A un año y medio de la pandemia mundial del covid-19, la Buena Noticia del XII domingo del tiempo ordinario, invita a contemplar desde la memoria eclesial y mundial, la figura de Papa Francisco, solitario, caminante por la Plaza de San Pedro, el 28 de Marzo del 2020 (video), y a la vez a eco de la Palabra imperecedera del Evangelio: “Él se despertó, reprendió al viento y dijo al mar: <¡Cállate y enmudece!>. Entonces el viento cesó y sobrevino una gran calma” (Marcos 4, 39). En efecto, ante los cálculos fallidos mundialmente del fin de la pandemia, de los solo relativamente acertados pronósticos de sus consecuencias, ante la aún muy lejana “inmunidad de rebaño”, y ante los cuatro millones de fallecidos a la fecha y los muchos más millones de afectados espiritual y económicamente, la escena de la “tempestad calmada” ofrece con todo el horizonte cierto de la esperanza invencible.
Ante las catástrofes, claro, siempre es posible una doble reacción incluso para los creyentes:
1) El hundimiento físico y espiritual en el evento negativo: es decir, sentir todo el peso de la vulnerabilidad material y psicológica de las personas incluso del siglo XXI, tan lleno de logros tecnológicos, científicos, y también de espacios para los auténticos derechos humanos. Hundimiento que puede tener dimensiones profundas, insospechadas, ligadas a las crisis de la depresión, de la angustia ante un “enemigo invisible y universal” como solo en las películas de ciencia-ficción se había contemplado. Dicho extremo no deja de cuestionar la Fe hasta el fondo, según recita el anónimo poema irlandés del siglo XIX, aquel del hombre que regresa de la guerra y ve su mundo destruido, y se dirige a la pesadilla de esa guerra diciendo: “Te llevaste todo lo que tenía, mi norte, mi sur, mi esperanza… y temo que también te hayas llevado a mi Dios”.

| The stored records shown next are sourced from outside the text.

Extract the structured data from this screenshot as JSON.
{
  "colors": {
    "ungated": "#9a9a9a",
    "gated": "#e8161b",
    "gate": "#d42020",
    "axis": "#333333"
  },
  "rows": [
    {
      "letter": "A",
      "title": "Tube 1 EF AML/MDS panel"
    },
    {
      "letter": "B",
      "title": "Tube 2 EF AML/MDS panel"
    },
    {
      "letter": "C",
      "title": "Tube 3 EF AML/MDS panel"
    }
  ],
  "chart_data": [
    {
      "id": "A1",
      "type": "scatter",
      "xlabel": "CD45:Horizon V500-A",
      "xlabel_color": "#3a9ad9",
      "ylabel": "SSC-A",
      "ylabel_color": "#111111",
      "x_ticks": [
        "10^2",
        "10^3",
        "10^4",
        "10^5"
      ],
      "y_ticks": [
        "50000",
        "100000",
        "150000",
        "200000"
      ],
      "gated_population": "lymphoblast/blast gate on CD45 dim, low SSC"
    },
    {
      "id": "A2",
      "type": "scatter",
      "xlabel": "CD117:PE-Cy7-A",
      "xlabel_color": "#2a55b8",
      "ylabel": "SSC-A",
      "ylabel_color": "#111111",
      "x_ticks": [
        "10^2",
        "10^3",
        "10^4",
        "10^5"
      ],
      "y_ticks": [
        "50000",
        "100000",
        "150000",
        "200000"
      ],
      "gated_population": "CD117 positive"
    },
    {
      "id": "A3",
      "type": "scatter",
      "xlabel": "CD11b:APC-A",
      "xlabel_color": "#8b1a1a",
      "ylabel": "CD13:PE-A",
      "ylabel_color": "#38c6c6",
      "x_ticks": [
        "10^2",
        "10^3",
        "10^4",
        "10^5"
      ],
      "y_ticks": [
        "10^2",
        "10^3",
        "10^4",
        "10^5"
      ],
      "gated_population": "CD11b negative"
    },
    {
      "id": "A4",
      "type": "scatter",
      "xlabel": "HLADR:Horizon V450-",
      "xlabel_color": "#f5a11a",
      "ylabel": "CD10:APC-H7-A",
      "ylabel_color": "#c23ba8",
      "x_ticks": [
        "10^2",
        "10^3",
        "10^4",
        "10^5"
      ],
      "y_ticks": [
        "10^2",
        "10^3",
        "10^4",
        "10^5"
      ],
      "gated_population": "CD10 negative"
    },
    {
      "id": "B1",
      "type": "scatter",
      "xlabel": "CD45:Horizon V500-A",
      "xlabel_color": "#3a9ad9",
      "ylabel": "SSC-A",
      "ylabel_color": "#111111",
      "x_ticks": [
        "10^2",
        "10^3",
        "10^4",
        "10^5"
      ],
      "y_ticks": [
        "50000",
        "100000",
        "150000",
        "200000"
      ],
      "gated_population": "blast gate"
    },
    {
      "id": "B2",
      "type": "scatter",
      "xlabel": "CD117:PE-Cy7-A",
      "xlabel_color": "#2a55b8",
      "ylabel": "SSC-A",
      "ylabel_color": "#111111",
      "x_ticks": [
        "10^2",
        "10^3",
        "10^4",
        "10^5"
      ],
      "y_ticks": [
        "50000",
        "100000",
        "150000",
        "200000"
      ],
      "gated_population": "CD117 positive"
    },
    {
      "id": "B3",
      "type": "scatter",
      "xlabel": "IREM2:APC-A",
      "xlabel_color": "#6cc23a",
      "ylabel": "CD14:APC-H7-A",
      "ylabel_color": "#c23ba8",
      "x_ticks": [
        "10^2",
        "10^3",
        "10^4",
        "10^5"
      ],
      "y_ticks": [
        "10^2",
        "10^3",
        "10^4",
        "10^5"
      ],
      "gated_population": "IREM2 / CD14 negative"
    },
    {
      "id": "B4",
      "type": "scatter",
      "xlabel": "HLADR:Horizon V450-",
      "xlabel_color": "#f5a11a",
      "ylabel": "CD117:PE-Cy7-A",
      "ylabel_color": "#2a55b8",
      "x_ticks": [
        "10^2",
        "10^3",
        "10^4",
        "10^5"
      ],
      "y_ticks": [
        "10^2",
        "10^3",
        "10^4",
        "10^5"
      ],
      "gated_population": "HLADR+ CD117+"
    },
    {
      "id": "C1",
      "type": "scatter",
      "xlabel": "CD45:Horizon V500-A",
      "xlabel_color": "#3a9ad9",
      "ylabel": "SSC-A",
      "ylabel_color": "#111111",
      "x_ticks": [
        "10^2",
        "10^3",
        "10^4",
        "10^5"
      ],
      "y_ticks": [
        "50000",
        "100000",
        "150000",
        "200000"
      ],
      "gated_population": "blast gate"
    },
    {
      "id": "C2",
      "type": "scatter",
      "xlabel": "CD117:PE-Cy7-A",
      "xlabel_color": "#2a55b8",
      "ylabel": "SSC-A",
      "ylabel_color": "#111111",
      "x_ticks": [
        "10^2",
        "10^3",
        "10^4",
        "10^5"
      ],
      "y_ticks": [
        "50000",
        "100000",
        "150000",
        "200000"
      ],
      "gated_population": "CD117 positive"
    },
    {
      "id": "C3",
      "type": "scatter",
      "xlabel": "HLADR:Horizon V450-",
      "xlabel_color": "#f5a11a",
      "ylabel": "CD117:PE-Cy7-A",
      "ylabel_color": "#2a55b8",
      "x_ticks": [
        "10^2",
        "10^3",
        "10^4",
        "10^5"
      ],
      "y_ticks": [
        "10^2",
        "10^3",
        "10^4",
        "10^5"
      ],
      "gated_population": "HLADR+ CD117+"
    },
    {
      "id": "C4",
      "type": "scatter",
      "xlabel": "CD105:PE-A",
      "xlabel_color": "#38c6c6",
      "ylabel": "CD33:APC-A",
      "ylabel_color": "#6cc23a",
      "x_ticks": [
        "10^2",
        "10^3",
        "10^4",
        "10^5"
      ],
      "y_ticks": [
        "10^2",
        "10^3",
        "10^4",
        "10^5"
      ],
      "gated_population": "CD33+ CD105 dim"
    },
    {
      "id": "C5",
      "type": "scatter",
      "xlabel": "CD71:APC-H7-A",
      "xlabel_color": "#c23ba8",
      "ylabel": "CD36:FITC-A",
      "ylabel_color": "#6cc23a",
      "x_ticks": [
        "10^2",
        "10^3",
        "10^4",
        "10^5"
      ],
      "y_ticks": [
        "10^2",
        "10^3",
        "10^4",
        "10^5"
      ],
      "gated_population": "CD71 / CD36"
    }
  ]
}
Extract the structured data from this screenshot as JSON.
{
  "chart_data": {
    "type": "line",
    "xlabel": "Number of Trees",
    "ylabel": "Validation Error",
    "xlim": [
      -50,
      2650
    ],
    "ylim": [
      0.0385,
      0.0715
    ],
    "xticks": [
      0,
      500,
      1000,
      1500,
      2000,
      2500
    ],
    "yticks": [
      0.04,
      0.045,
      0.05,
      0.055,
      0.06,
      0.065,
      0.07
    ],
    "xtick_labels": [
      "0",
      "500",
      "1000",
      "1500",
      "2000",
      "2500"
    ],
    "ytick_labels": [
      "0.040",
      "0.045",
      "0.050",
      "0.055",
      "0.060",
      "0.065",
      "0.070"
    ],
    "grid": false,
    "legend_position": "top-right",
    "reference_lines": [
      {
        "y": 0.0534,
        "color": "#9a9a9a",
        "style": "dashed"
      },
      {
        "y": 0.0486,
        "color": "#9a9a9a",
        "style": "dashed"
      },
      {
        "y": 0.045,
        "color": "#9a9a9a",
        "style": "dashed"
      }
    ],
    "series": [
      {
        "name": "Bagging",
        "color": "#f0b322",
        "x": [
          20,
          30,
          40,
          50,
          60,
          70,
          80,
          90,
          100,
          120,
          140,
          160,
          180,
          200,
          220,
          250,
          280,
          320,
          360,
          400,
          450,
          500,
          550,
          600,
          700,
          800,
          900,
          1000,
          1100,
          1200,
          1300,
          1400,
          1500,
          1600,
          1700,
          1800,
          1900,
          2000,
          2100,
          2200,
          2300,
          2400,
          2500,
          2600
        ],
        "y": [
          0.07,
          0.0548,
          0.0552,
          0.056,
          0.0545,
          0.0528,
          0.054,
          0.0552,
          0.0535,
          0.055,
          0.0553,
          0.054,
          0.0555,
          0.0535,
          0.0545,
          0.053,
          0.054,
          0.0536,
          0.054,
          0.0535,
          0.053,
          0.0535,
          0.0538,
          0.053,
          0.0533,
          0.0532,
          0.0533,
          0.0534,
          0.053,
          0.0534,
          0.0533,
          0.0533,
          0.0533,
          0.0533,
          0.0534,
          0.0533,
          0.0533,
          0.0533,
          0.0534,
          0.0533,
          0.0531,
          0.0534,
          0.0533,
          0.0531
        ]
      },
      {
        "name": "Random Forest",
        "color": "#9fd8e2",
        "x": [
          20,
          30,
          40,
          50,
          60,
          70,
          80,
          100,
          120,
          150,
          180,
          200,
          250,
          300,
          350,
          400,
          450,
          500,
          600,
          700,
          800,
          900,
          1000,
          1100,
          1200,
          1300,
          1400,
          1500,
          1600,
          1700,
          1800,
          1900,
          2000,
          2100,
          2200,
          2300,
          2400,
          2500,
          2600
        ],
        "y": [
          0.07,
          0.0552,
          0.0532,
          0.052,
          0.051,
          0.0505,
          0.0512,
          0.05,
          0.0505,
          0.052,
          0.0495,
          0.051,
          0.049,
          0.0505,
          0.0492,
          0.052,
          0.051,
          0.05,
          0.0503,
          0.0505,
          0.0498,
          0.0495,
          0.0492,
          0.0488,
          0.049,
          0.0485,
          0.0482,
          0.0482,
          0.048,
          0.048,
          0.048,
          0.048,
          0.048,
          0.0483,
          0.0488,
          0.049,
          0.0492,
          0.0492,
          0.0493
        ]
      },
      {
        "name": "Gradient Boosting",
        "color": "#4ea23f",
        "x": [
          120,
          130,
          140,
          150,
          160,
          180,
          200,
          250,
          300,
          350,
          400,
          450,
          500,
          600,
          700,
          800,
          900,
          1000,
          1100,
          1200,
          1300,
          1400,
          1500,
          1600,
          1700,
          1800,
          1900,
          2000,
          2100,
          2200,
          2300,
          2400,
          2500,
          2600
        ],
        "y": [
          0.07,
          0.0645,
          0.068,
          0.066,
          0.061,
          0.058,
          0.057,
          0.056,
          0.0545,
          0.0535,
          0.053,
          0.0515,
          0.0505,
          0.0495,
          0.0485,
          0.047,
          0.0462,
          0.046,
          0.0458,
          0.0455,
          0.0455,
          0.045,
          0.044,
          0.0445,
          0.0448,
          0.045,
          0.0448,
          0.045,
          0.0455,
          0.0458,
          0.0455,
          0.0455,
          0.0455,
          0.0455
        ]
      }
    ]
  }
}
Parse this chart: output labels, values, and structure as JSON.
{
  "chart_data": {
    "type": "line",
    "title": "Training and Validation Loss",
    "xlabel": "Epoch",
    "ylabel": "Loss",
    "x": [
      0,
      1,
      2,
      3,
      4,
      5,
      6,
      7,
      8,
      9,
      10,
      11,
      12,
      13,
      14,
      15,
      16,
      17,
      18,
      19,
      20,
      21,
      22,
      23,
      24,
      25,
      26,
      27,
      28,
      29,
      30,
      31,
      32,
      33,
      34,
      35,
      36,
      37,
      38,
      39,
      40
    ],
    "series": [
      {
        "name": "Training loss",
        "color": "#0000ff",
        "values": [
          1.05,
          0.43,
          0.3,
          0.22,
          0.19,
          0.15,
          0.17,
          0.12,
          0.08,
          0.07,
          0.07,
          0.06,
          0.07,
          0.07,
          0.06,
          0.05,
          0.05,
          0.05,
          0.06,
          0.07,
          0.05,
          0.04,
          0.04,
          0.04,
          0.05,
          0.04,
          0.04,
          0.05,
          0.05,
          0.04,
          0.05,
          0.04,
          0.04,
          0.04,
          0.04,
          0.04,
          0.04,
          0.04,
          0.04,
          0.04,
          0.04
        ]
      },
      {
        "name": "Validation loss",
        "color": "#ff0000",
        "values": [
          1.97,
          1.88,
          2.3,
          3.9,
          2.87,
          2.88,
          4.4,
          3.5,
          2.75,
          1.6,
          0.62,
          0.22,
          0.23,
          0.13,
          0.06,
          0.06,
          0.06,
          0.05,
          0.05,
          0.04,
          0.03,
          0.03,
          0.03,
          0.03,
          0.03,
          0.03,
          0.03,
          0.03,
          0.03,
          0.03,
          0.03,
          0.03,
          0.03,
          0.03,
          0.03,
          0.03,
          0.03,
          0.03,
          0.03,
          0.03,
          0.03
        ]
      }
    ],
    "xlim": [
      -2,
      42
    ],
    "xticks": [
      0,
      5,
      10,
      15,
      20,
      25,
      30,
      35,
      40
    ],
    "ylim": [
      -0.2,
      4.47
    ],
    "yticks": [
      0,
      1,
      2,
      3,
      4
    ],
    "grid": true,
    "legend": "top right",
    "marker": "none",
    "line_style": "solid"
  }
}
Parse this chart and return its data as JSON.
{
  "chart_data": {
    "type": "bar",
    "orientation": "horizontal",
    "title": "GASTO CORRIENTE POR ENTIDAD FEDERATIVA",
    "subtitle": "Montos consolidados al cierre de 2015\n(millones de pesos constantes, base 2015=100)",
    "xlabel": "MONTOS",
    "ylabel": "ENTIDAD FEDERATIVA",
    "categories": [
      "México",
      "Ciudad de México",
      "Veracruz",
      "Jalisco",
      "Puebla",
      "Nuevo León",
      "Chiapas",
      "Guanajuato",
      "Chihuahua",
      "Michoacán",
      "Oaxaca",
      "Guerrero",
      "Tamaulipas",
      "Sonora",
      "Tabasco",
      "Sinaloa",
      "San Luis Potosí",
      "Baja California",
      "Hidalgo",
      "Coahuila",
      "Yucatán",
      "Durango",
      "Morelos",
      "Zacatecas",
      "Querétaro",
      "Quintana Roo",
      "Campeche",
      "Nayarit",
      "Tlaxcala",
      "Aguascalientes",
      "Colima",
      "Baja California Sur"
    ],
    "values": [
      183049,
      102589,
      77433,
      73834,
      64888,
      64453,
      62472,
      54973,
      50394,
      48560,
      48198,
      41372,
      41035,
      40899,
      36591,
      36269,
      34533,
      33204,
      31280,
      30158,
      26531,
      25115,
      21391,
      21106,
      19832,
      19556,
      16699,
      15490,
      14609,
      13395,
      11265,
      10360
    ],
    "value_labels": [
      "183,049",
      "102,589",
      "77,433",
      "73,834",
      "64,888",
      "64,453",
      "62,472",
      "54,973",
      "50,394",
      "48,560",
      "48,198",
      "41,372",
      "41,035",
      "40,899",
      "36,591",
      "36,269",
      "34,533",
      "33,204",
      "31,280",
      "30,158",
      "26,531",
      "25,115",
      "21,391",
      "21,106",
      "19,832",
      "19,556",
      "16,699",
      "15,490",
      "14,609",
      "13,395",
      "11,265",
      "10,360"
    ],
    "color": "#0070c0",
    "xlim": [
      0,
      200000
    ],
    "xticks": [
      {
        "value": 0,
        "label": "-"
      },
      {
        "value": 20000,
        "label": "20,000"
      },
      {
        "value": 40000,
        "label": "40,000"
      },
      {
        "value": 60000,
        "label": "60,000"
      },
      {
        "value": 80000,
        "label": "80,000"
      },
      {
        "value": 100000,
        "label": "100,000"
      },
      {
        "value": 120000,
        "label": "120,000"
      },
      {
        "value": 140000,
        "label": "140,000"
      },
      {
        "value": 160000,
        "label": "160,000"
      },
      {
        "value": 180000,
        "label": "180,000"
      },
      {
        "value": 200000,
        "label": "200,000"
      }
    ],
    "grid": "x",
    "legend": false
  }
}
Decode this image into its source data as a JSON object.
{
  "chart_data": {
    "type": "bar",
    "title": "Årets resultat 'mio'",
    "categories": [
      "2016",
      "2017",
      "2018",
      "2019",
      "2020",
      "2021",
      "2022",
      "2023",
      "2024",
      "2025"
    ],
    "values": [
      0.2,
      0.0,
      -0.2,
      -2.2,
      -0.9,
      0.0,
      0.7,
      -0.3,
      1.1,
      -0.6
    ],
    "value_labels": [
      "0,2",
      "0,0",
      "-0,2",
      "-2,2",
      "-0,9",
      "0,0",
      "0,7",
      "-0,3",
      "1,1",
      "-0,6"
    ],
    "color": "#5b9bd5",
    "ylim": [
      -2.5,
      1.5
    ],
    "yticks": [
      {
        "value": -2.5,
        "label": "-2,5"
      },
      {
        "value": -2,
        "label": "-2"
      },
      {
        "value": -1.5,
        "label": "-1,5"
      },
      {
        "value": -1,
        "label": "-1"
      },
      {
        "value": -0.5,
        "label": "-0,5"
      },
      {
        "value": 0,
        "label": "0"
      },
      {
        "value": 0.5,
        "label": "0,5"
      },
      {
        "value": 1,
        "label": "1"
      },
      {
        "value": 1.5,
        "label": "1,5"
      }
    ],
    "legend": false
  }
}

No comprender este posible extremo sería inhumano, falto de solidaridad para con los millones que lamentan la pérdida de seres queridos, padres, madres, hijos, hermanos, amigos. En su mandato misionero de “acompañar por los caminos del mundo, el drama humano” no solo la Iglesia, pero ante todo ella, que ha visto cercana la presencia de un “Dios nunca ausente”, ella ha de acercarse a las heridas que quedarán en la pospandemia, muchas de ellas en el cuestionamiento de si Dios existe, ¿dónde ha estado?;
2) La segunda reacción es precisamente la contraria a la “fe que faltaba a los discípulos navegantes” que, teniendo a su Señor en la barca, caen presa del pánico, si bien acuden a él con reclamo: “¿No te importa que nos hundamos?”.
Una reacción desde la esperanza activa que brilla, y nutre la contemplación de Aquel que, estando en la misma barca, se sitúa y nos sitúa más allá de la tormenta, de la crisis sanitaria, de los retrasos en la vacunación, pero también de los temores, encerramientos y abandonos del prójimo. Acudir a Él, a su misericordia, como muchos en este mes del Sagrado Corazón, es recordar con Orígenes (184-253 d.C.): “Cuando nos golpeen las dificultades e incertezas, recordemos que Él nos hizo subir a la barca para llegar hasta la otra orilla, y hará que el mar vuelva a estar tranquilo”.
Que el nuevo Obispo Auxiliar de la Arquidiócesis de Los Altos —Quetzaltenango/Totonicapán—, Mons. Juan Manuel Cuá, que será ordenado el próximo 24 de junio, sea, junto al Arzobispo M. Molina, “eco de la voz del Señor” que calma la tormenta, que infunde la esperanza y suscita la cercanía al que piensa erróneamente que la tormenta ha borrado en su vida la presencia de Dios.